Nach Ansicht der Frankfurter Rundschau (29.10.) hat Möllemann seine "Hausaufgaben nicht gemacht", wie sich an der zurückhaltenden Reaktion von RWE-Chef Gieske ablesen lasse: "Was man in Essen davon hält, enthüllt Gieske mit der Bemerkung, daß es nicht die Aufgabe des von ihm geführten Vorstandes sei, ëjeden Zwischenschrittí zu kommentieren. Deutlicher drücken sich höfliche Leute kaum aus. Denn was Gieske meint, heißt nichts anderes, als daß der Möllemann-Entwurf noch weit von dem entfernt ist, was den Namen Energiekonzept verdient. Wenn ihm nämlich die Bergleute, die SPD und die Unternehmen das Papier - bildlich gesprochen - um die Ohren hauen, dann kann mit diesem irgend etwas nicht in Ordnung sein.
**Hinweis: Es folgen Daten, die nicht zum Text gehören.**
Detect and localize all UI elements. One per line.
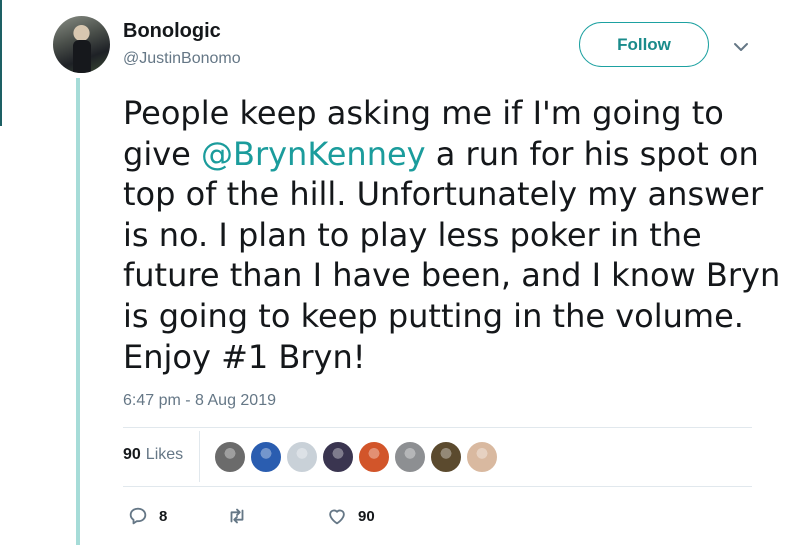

Ein Beispiel Gies-kes verdeutlicht, was vor allem fehlt: Aussagen über den Beitrag der einzelnen Energieträger zur Versorgung, und zwar möglichst auf längere Sicht. Denn es ist zweifellos einzusehen, wenn ein Manager sich nicht mit einer Absichtserklärung zufriedengeben will, daß vielleicht bis zur Jahrtausendwende noch Braunkohle zur Stromversorgung verwendet werden soll. Eine solche Zeitspanne ist zu kurz, um hohe Investitionen zu rechtfertigen."